My assumption is that MIME-type for Atom would be "atom+xml."
Given this, and given that I might want to use a "fastinfoset encoding
for Atom", then I should be able to register
"application/atom+fastinfoset" as a MIME type. Or, if I was using an
encoding which, unlike xml or fastinfoset, was not one that was useful
in a schema-less environment, I should be able to create and use:
application/atom;er="uper";schema="http://example.com/atom.asn1"
(where :
"er" indicates the encoding rules used,
"uper" indicates ASN.1 unaligned PER,
"schema" is the URI of the Atom schema)
If I can't do this, then what I'm forced to do is copy the
Atom spec into a new document, give it a new name and then continue as
before.
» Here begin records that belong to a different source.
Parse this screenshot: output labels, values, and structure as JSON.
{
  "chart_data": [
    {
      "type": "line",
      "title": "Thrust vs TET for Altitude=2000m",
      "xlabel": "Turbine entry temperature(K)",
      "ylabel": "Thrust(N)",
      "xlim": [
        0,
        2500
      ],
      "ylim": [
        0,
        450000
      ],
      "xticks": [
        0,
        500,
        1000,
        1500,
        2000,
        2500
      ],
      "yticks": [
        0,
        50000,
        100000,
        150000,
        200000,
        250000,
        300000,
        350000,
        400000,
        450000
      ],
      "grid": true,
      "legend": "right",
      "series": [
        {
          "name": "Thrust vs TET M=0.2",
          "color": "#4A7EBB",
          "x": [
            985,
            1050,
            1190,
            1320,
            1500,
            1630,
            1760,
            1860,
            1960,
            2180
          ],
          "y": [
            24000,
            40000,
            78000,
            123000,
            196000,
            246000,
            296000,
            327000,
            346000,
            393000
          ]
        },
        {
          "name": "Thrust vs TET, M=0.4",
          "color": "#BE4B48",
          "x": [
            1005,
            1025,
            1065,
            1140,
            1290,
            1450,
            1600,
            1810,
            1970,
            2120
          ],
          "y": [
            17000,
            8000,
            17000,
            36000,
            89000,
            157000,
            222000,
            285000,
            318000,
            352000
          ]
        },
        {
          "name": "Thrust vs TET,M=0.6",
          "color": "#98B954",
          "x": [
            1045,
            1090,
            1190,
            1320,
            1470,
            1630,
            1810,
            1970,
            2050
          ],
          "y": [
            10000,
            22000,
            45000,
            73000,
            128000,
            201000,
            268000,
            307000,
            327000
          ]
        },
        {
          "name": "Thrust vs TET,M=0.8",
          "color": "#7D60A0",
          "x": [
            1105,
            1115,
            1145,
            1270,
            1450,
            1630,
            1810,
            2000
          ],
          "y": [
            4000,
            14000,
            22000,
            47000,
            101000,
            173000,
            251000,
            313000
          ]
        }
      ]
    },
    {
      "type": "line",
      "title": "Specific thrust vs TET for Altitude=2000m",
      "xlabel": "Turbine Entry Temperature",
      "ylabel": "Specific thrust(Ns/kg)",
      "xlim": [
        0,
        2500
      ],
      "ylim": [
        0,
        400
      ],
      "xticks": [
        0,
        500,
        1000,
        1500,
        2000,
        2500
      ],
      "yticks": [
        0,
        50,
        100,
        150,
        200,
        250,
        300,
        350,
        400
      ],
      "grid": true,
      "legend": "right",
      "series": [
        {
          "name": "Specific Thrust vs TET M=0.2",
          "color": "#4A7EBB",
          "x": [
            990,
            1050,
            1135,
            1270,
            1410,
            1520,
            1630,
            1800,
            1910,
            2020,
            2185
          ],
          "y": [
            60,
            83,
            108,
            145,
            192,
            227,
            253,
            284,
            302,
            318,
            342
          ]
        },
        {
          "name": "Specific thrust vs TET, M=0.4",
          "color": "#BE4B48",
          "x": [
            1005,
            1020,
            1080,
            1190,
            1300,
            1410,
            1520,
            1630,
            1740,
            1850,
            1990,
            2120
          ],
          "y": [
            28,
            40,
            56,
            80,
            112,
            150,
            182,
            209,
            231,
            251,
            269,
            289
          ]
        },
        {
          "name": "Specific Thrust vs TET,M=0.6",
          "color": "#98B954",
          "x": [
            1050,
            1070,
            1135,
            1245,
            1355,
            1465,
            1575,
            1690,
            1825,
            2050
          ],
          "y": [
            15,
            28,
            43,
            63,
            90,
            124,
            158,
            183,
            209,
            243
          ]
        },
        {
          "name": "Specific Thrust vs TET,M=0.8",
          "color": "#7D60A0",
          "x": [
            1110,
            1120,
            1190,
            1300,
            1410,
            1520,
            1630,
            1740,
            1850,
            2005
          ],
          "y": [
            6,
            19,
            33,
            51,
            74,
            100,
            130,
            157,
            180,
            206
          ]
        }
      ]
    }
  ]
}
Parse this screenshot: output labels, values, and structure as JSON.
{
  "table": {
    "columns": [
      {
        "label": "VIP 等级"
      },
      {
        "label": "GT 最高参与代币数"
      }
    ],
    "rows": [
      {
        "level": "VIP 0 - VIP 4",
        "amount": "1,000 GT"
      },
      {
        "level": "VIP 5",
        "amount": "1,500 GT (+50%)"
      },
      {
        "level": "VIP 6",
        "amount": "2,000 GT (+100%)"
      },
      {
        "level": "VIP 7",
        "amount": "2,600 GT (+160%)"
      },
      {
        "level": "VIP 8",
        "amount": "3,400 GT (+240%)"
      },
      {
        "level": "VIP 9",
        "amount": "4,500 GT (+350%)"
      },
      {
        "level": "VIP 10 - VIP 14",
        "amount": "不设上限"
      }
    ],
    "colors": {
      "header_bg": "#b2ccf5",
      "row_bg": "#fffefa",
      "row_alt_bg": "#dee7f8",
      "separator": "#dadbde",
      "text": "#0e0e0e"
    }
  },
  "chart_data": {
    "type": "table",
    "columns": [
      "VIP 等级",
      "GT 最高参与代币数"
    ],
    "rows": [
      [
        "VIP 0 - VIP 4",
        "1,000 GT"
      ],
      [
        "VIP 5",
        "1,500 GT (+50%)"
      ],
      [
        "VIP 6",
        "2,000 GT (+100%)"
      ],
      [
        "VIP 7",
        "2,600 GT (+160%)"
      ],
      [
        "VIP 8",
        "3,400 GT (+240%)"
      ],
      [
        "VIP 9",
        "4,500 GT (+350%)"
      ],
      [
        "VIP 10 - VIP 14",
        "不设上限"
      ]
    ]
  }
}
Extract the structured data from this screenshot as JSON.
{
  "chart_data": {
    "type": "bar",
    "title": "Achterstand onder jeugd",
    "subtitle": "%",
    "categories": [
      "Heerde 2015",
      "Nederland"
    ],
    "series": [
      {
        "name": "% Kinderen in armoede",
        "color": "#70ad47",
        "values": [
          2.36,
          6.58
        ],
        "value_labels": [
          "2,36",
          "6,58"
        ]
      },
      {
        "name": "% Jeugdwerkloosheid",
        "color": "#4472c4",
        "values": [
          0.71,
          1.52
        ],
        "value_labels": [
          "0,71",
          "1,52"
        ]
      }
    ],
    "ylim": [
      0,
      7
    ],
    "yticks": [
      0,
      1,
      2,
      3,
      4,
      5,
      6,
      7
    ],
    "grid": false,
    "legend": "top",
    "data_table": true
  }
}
This is simply silliness. I do not believe it is useful to
insist that I copy-paste a specification and give it a new name simply
to be able to use it. If nothing else, once a "copy" of Atom exists
with a new name, there exists the risk of diverging specifications --
THAT would not be good for interop.
If you want to say that the string "Atom", when used on it's
own and without further qualification, *always* refers to "atom+xml"
then that is fine. But you are doing more damage to interop than good
if you insist that I maintain a parallel definition of Atom simply so
that I can get a MIME type to identify it.